8. That we always remember that we are not discussing some new "new" and "different," and that the simple is not always simplistic; thus we must all be able to say that all I really need to know I learned in kindergarten, where we first learned uncommon thoughts on common things.
9. That time management is an act of personal and organizational stewardship, and that in following the notion of first things first, in order to have principle centered leadership, so that we can transcend the ordinary so that we can have "constant energy", "thought power", "believe in ourselves" (the heart of teamwork), generate an "inflow of new thoughts which can re-make us", "create our own happiness", "break the worry habit" and "solve personal problems". In taking responsibility, ask: "Am I confident that this is the way I want to invest my time and life?"
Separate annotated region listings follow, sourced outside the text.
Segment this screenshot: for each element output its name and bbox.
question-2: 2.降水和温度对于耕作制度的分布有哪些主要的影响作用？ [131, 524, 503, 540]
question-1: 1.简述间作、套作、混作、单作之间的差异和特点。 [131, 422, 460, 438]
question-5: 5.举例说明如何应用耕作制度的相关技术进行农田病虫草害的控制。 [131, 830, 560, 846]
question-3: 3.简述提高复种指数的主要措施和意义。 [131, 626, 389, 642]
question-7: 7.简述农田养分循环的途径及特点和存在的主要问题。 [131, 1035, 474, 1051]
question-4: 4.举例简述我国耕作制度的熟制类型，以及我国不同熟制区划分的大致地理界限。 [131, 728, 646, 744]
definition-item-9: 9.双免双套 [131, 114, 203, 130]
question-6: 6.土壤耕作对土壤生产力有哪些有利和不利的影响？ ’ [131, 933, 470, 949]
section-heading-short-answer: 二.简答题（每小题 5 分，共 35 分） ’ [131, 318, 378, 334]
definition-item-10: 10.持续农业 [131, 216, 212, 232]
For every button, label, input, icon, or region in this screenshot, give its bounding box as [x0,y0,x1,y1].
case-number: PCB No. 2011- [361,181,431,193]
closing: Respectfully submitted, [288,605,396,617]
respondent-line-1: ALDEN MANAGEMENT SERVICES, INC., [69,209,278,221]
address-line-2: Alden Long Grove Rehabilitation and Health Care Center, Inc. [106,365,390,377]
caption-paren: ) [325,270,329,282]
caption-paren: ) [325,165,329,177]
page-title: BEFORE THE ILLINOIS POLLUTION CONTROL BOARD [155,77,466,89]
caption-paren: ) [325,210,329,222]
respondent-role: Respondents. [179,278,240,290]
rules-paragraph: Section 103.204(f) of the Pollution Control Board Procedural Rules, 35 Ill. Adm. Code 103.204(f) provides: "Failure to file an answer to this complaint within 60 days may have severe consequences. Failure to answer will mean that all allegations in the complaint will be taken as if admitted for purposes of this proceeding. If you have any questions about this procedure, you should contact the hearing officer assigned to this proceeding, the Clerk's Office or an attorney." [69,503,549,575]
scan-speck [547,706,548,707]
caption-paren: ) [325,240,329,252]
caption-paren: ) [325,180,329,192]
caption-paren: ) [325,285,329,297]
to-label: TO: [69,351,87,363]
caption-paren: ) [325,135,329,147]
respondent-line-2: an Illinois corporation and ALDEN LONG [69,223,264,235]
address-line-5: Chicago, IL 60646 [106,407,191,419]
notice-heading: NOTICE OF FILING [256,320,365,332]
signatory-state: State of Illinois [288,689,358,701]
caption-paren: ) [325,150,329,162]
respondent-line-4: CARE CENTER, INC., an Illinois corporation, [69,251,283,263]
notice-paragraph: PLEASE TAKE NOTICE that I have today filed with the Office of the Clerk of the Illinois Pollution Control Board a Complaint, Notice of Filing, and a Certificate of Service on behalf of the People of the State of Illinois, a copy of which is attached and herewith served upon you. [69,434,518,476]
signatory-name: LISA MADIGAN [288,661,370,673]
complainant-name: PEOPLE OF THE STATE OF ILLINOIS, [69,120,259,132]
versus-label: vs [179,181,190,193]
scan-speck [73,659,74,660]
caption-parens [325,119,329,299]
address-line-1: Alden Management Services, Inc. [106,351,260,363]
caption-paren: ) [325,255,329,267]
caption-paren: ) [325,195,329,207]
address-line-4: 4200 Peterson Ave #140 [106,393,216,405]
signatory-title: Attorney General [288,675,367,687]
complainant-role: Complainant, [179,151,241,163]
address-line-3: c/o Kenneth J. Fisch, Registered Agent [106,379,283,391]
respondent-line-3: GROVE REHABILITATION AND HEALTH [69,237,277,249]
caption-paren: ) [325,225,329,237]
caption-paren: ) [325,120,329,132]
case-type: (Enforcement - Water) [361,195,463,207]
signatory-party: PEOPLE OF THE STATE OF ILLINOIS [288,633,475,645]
10. That in the sense that we represent the corporate body of our school, we must not forget that it will take teamwork to enable us to be able to engage in climbing the corporate Matterhorn, the secret for successful climbing being the continuing of our education so we know more, not less, and that it enable us to more carefully and thoughtfully delegate the work and tasks in order to share the load in true teamwork fashion.
11. Following these 12 points shows emotional intelligence, which is needed if we are to have a high enough adversity quotient, to enable turning obstacles into opportunities, as we stress for success through learned optimism, joyfully engaging full catastrophe living, which is why zebras don't get ulcers.
12. KEY #1: L-I-S-T-S (in #'s 1-11; need time lines to be effective). Learn/understand the key dynamics of social change (source of uncertainty; the only constant) and social roles. KEY #2: c-o-l-l-a-b-o-r-a-t-I-o-n (which you can't have unless all is NEGOTIABLE) as opposed to just accommodation, avoidance, controlling, or compromise. Hannah Arendt: meet "the irreversibility of human actions and words with "the power to forgive. Solve the chaos of unpredictability [with] the power of promise. Interact with civility, avoid any false pyramid of sacrifice. Love kindness, do justice, walk humbly. Debunk boys will be boys and help in (reviving Ophelia) rescuing the lives of adolescent girls.
Inherently, each one of us has the substance within to achieve whatever our goals and dreams define. What is missing from each of us is the training, education, knowledge and insight to utilize what we already have."
Thomas Huxley, British biologist
Perhaps the most valuable result of all education is the ability to make yourself to do the thing you have to do when it ought to be done whether you like it or not. It is the first lesson that ought to be learned and however early a person's training begins, it is probably the last lesson a person learns thoroughly.
Peter L. Berger: Reality is of course........until further notice.
Sandra Scarr: Opportunity breads predestination.
Caveat: leadership applies anywhere, to any system, any group, whether democratic (decisions determined by vote) or authoritative (not direct voting, although many listen to input). Many institutions, by definition, cannot be. Many situations require authorities (parenting, coaching, teaching, combat, etc.). In others we vote for our leaders and either follow them or have them submit their decisions to us for a vote. You cannot vote on truth. You cannot vote on how much 2 + 2 equals. And much that we hold to be true is our truth but not THE truth. BUT: you can negotiate with authority regarding "climate" and areas of their responsibility that deal with you.
Hence the even greater need for collaboration and exercising your leadership with positive action.